C’est un véritable climat de tension qui règne ces derniers jours au sein de l’ESS. La crise financière qui secoue le club, plonge tout le monde à Sétif et dans les autres fiefs ententistes, dans l’inquiétude. Ne pouvant plus supporter une telle situation, joueurs, dirigeants et même le coach Hossam Al Badry ont menacé de quitter le navire.
D’ailleurs, l’entraineur égyptien a annoncé ouvertement son envie de partir juste après la rencontre face au Paradou AC, prévue mercredi prochain à Dar El Beida pour le compte de la 11e journée du championnat de Ligue 1. Le technicien de 62 ans s’est plaint du manque de moyens. Selon lui, «il n’y a pas de tenues, pas de primes. Il n’y a pas de moyens financiers malgré les efforts de la direction».
«Je me dois d’être raisonnable», a confié Hossam Al Badry au cours d’une conférence de presse, et de poursuivre : «Les éléments qui mènent au succès doivent être mis à disposition et ce n’est pas le cas à l’ES Sétif… Je suis obligé de prendre cette décision de partir après la rencontre contre le PAC car une solution à court terme n’est pas acceptable pour moi».
Cette sortie médiatique pour le moins surprenante d’Al Badry n’a pas manqué de faire réagir les membres de la famille ententiste, notamment les anciens joueurs, toutes générations confondues. Ces derniers estiment que le club cher au regretté Mokhtar Aribi mérite d’être pris en charge par une société nationale, capable de donner un nouveau souffle à l’équipe sétifienne. Une équipe qui reste tout de même l’une des plus titrées en Algérie pour avoir remporté plusieurs titres sur les plans local, continental et régional.
C’est en outre le seul club algérien à avoir participé à la Coupe du monde des clubs en 2014 après sa consécration en Ligue des champions d’Afrique, une première également sur le plan national.
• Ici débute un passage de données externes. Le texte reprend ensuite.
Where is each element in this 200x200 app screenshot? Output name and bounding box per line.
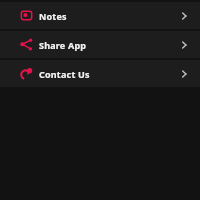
button[interactable]: Contact Us — [0, 60, 200, 87]
staticText: Share App — [39, 39, 87, 51]
button[interactable]: Notes — [0, 2, 200, 29]
staticText: Notes — [39, 10, 67, 22]
other: Share App — [178, 38, 192, 52]
other: Notes — [178, 9, 192, 23]
button[interactable]: Share App — [0, 31, 200, 58]
other: Contact Us — [178, 67, 192, 81]
staticText: Contact Us — [39, 68, 90, 80]
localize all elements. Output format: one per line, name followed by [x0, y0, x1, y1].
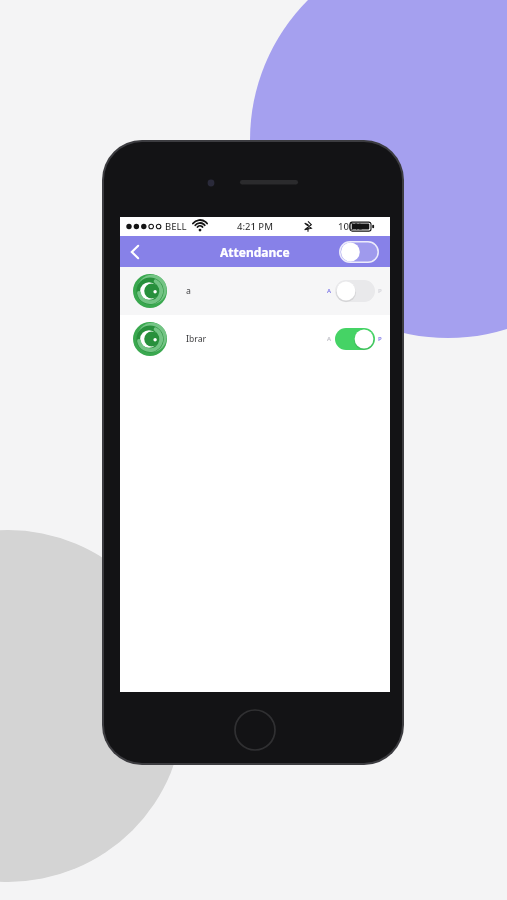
staticText: Ibrar — [186, 333, 327, 345]
staticText: 4:21 PM — [237, 220, 273, 233]
button[interactable]: Ibrar — [120, 315, 390, 363]
button[interactable]: a — [120, 267, 390, 315]
staticText: Attendance — [220, 244, 290, 260]
button[interactable]: Back — [120, 237, 150, 267]
staticText: BELL — [165, 220, 187, 233]
button[interactable]: Attendance toggle for Ibrar — [335, 328, 375, 350]
staticText: A — [327, 287, 332, 295]
staticText: P — [378, 287, 382, 295]
staticText: 100% — [338, 220, 363, 233]
staticText: P — [378, 335, 382, 343]
button[interactable]: Attendance toggle for a — [335, 280, 375, 302]
staticText: a — [186, 285, 327, 297]
staticText: A — [327, 335, 332, 343]
button[interactable]: Toggle all — [339, 241, 379, 263]
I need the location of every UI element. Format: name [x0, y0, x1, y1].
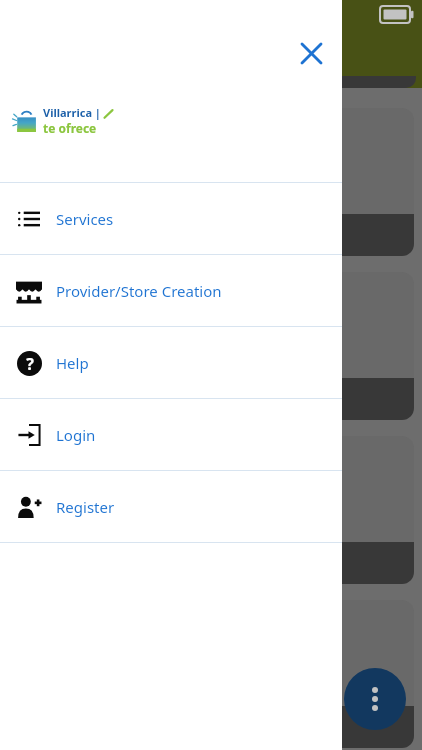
staticText: Provider/Store Creation	[56, 281, 222, 301]
button[interactable]: ?	[0, 327, 342, 398]
staticText: Services	[56, 209, 114, 229]
staticText: Negocios	[22, 330, 158, 372]
button[interactable]: Close menu	[290, 32, 332, 74]
button[interactable]: Services	[0, 183, 342, 254]
staticText: ?	[26, 353, 34, 375]
staticText: te ofrece	[43, 120, 97, 136]
staticText: Help	[56, 353, 89, 373]
staticText: Servicios	[22, 166, 150, 208]
button[interactable]: Provider/Store Creation	[0, 255, 342, 326]
staticText: Register	[56, 497, 115, 517]
button[interactable]: Register	[0, 471, 342, 542]
staticText: Lugares	[22, 494, 139, 536]
staticText: Villarrica |	[43, 105, 101, 120]
button[interactable]: More options	[344, 668, 406, 730]
staticText: Login	[56, 425, 96, 445]
button[interactable]: Login	[0, 399, 342, 470]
Tout le monde ne cesse, du reste, de poser la question du deux poids deux mesures prise par les pouvoirs publics qui ont accordé des faveurs à certains clubs en leur associant de grandes boîtes étatiques telles Sonatrach et certaines de ses filiales, Serport ou encore Madar, alors que la formation des Hauts Plateaux continue de survivre par le biais des subventions de l’Etat et les sommes d’argent accordées de temps à autre par les sponsors. Mais cela ne suffit pas pour une grande équipe comme l’ESS. Intervenant dans des vidéos publiées sur la page officielle facebook du club sétifien, les Abdellah Mattem, Bouzid Cheniti, Messaoud Koussa (ancien arbitre international), Amar Bernaoui, Malik Zorgane et Abdelhamid Rahmouni ont été unanimes à dire que «L’ESS, l’un des clubs les plus titrés d’Algérie, mériterait de par son histoire et le fait qu’il ait toujours représenté dignement les couleurs nationales, une attention particulière de la part des pouvoirs publics».
En clair, ils interpellent les plus hautes instances de l’Etat afin d’aider l’équipe de la cité de Ain El Fouara à se doter d’une entreprise publique pour l’accompagner et lui permettre une meilleure gestion sur le plan financier à même de lui garantir tous les moyens nécessaires pour son développement.